## Demo notebook for FoNN pattern extraction (accessed via FoNN.pattern_extraction)

In [1]:
# imports
from FoNN.pattern_extraction import NgramPatternCorpus

Step 1: Setup NgramPatternCorpus class instance to extract and store patterns from music corpus in feature sequence format.

In [2]:
# define paths
inpath = '../mtc_ann_corpus/feature_sequence_data/feat_seq_duration_weighted'
outpath = '../mtc_ann_corpus/pattern_corpus/duration_weighted'
# setup Setup NgramPatternCorpus instance to represent MTC-ANN corpus
# paths are defined above; feature is the target musical feature for which patterns will be extracted.
# 15 features are available; names of all feature are accessible by reading NgramPatternCorpus.FEATURES.
# In this example we are investigating diatonic scale degree patterns extracted from the feature sequence data
# outputted by feature_extraction_demo.ipynb notebook.
mtc_ann_pattern_corpus = NgramPatternCorpus(in_dir=inpath, out_dir=outpath, feature='diatonic_scale_degree')

Reading input data: 100%|██████████| 360/360 [00:00<00:00, 2056.43it/s]
Formatting data: 100%|██████████| 360/360 [00:00<00:00, 483338.49it/s]

Process completed.





Extract all tune titles from corpus, store as NgramPatternCorpus.titles, and write to file

In [3]:
# save tune titles to 'titles' attr and write to file
mtc_ann_pattern_corpus.save_tune_titles_to_file()

One-step call to perform two related tasks:
1. Extract all n-gram patterns between 3-12 elements in length which occur at least once in the corpus.
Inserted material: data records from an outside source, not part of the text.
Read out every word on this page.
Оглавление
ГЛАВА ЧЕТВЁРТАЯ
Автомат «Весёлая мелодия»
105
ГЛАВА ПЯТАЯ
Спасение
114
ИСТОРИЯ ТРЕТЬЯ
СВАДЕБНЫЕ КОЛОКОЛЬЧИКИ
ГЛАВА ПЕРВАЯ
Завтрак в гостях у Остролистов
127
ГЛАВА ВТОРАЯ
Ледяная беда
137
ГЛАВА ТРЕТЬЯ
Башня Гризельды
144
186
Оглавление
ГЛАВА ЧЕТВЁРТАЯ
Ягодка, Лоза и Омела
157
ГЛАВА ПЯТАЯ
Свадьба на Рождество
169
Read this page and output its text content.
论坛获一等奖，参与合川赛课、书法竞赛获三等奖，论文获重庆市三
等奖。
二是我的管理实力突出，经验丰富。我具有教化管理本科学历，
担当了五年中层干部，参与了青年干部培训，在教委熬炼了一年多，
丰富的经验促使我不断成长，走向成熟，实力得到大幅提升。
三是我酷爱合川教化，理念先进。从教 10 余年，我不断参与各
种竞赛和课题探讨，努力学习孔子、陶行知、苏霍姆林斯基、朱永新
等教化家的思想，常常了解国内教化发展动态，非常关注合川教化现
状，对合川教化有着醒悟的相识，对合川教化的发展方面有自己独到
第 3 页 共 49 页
Store as NgramPatternCorpus.patterns.
2. Count occurrences of these patterns in all tunes in corpus and store in a sparse matrix as NgramPatternCorpus.pattern_freq_matrix

In [4]:
# extract all n-gram patterns which; populate pattern freq corpus, save both to file
mtc_ann_pattern_corpus.create_pattern_frequency_matrix(write_output=True)

Print class info via custom __repr__

In [5]:
# print mtc_ann_pattern_corpus info
print(mtc_ann_pattern_corpus)


Corpus name: mtc_ann_corpus
Level: note-level (duration-weighted)
Input directory: ../mtc_ann_corpus/feature_sequence_data/feat_seq_duration_weighted
Corpus contains 360 tunes.
Number of patterns extracted: 5400



Transform pattern occurrence counts in NgramPatternCorpus.pattern_freq_matrix into TFIDF values. Store the output matrix as NgramPatternCorpus.pattern_freq_matrix and write to file.

In [6]:
mtc_ann_pattern_corpus.calculate_tfidf_vals(write_output=True)

Final step: precalculate the "TFIDF" similarity metric: create a pairwise Cosine similarity matrix between the pattern tfidf vectors of all tunes in the corpus, and write output to file.

In [7]:
mtc_ann_pattern_corpus.calculate_tfidf_vector_cos_similarity()

NOTE: All files outputted are tmp / private files and are stored in automatically-generated ./pattern_corpus dir under corpus root dir.